Crunch time for Cyprus talks

Eleventh-hour talks to reunify Cyprus before the island joins the European Union on 1 May entered their make-or-break phase on Monday.

    Annan (L) confers with Cyprus delegation members

    "The plan is being given to the delegations now, as we speak," a Greek diplomatic source told reporters. UN sources confirmed the information.

    The new proposals will be a complete revision of an existing, comprehensive 450-page UN blueprint envisaging a loosely confederated state comprising ethnic Greek and Turkish zones.

    The UN move comes after Greek and Turkish Cypriots, respectively backed by Athens and Ankara, failed to bridge any of their differences after five days of talks here in the snow-covered Swiss resort of Buergenstock.
    The revised plan will be subject to tough bargaining on Monday and Tuesday between UN Secretary General Kofi Annan, the Greek and Turkish prime ministers Costas Karamanlis and Recep Tayyip Erdogan, Greek Cypriot President Tassos Papadopoulos and Turkish Cypriot chief negotiator Mehmet Ali Talat.
    Monday's proposal is the fourth version of a reunification blueprint the UN chief first presented in November 2002.


    If the Buergenstock talks fail to secure a deal by 31 March, Greek and Turkish Cypriots have agreed that Annan will "fill in the blanks" to produce a draft accord that will be voted on in separate referendums on 20 April.

    Turkish PM Tayyip Erdogan is to
    participate in the talks as well

    "The final word will belong to the Cypriot people," Greek government spokesman Theodoros Roussopoulos said in a statement on Monday.
    If either community rejects the eventual accord, only the island's internationally-recognised Greek south would join the EU.

    Opinion polls suggest that Annan's third plan, which has served as a basis for the negotiations, would have been rejected by both communities had it been put to a referendum without changes.

    Erdogan and EU enlargement chief Guenter Verheugen are expected to arrive later in the day.

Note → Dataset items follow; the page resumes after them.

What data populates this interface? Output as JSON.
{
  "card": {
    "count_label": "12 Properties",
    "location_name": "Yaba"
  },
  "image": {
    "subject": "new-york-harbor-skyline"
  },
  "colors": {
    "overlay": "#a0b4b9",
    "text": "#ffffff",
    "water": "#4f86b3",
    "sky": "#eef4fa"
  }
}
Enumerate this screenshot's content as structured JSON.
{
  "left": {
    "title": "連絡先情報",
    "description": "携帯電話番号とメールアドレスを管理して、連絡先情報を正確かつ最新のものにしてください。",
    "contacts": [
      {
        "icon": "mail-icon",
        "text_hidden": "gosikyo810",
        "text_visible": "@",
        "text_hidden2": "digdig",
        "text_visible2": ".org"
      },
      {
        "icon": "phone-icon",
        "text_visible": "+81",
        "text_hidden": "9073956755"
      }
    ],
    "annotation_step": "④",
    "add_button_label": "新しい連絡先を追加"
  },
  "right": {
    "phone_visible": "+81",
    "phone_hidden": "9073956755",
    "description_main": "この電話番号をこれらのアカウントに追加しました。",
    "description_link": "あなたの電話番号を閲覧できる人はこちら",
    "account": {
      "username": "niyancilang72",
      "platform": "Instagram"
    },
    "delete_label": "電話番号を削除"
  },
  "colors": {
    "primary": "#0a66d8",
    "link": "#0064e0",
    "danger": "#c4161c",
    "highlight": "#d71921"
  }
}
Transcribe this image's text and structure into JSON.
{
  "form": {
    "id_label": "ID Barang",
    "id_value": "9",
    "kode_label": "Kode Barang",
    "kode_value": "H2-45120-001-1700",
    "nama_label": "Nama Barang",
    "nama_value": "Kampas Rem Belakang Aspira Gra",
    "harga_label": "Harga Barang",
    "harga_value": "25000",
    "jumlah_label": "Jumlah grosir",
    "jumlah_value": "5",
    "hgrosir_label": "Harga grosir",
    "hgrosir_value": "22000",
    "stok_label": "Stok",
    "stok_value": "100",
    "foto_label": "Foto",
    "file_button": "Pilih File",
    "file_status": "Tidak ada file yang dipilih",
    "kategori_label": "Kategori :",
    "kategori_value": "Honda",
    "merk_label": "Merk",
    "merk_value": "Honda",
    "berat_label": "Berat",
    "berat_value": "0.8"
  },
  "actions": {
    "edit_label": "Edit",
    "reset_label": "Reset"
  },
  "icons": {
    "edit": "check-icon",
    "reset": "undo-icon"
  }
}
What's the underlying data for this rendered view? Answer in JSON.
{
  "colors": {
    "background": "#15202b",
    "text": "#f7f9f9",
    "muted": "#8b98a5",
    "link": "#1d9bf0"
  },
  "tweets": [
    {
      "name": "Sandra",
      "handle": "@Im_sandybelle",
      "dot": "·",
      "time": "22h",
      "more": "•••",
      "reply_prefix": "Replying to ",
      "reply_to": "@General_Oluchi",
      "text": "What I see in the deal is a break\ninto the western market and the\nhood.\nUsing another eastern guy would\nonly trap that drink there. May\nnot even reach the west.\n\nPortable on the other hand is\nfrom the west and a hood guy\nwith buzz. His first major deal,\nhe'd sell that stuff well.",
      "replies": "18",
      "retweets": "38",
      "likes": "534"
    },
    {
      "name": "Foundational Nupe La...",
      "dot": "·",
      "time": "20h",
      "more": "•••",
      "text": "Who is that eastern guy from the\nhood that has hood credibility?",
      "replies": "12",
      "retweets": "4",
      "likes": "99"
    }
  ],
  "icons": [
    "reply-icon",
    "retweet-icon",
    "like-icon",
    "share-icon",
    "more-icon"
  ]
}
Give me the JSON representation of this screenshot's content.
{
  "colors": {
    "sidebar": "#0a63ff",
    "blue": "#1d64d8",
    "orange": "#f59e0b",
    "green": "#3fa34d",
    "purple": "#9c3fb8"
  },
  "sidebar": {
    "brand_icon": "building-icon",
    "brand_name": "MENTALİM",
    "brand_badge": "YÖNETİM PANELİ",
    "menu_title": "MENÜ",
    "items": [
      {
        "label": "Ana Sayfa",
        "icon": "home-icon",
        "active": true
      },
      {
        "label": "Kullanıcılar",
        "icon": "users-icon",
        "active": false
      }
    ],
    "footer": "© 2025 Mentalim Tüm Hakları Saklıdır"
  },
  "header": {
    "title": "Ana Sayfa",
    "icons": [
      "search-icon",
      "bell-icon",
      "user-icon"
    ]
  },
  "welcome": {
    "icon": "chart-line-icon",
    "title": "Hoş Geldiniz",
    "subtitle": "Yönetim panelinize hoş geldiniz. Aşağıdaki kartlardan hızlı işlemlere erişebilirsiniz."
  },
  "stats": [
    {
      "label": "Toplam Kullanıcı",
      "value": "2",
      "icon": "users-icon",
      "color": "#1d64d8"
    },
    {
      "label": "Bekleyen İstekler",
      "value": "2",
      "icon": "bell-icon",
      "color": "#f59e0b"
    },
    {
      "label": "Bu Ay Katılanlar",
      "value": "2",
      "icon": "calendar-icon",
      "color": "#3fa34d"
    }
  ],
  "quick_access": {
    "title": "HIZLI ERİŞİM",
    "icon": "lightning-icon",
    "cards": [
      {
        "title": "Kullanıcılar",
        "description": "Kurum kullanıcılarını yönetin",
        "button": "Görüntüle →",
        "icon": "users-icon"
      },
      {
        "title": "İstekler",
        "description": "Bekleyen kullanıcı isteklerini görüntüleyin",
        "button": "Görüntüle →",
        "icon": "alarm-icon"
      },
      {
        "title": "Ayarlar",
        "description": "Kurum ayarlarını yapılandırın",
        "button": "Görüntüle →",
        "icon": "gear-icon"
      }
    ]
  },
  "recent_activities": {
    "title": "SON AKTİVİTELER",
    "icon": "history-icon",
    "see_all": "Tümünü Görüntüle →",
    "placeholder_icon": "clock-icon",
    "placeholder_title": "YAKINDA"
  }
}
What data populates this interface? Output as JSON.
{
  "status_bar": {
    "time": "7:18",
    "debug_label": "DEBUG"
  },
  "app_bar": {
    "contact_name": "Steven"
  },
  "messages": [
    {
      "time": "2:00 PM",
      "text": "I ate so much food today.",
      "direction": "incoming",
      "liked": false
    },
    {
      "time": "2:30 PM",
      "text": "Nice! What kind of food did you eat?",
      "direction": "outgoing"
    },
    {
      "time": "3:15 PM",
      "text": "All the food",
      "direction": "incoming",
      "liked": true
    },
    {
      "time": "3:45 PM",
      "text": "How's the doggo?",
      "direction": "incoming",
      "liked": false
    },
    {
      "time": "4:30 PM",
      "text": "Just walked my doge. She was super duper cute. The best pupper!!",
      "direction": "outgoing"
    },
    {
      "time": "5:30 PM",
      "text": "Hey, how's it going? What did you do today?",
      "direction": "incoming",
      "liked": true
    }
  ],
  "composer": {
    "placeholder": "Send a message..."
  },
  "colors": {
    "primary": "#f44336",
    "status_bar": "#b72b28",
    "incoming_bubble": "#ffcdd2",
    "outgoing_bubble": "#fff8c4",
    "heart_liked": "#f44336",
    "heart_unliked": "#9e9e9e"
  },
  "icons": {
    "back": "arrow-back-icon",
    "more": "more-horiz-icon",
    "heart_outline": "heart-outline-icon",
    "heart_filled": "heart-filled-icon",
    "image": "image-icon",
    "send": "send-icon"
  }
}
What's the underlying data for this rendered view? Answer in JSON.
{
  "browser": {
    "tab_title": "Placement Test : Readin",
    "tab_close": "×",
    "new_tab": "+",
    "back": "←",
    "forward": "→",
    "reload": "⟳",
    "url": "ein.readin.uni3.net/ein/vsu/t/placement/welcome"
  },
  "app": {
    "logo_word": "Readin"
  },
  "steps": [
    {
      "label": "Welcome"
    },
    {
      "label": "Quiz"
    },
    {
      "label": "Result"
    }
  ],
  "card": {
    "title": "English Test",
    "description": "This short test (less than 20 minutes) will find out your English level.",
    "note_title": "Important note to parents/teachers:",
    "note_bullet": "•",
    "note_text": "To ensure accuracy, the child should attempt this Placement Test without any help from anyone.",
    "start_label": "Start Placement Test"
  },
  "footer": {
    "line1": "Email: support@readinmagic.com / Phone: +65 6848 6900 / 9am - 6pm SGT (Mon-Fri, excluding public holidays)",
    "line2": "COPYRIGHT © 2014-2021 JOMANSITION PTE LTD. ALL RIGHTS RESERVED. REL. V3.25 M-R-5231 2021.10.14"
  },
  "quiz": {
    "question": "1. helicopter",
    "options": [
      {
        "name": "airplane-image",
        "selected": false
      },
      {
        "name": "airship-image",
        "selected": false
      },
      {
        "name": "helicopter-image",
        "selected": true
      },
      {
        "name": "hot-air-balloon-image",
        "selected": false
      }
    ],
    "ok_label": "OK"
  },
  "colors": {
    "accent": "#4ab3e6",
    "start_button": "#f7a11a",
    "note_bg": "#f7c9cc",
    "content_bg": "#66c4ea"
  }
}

Karamanlis is scheduled to have separate encounters with both men in the afternoon, according to the Greek source.

    Karamanlis received a letter on Sunday from British Prime Minister Tony Blair, asking the new Greek prime minister to contribute to a solution, the source said.

    US, British intervention

    "The final word will belong to the Cypriot people"

    Theodoros Roussopoulos,
    Greek government spokesman

    On Sunday, Erdogan had said he was in contact with Blair, US President George Bush, French President Jacques Chirac and EU officials, asking for their intervention in the talks to press Ankara's case.

    Turkish Cypriots fear they might be swamped in a unified state by the more numerous and wealthy Greek Cypriots and Turkey wants exceptions to EU laws on the free movement of capital and labour to become a permanent part of a Cyprus deal - a move opposed by the Greeks.
    According to the same Greek source, Karamanlis also received a letter from the US president. "The letter did not mention Cyprus, it was just about terrorism," the source said.

    Cyprus was divided in 1974, when Turkish troops invaded the island's north in response to an Athens-engineered Greek Cypriot coup aimed at uniting the island with Greece.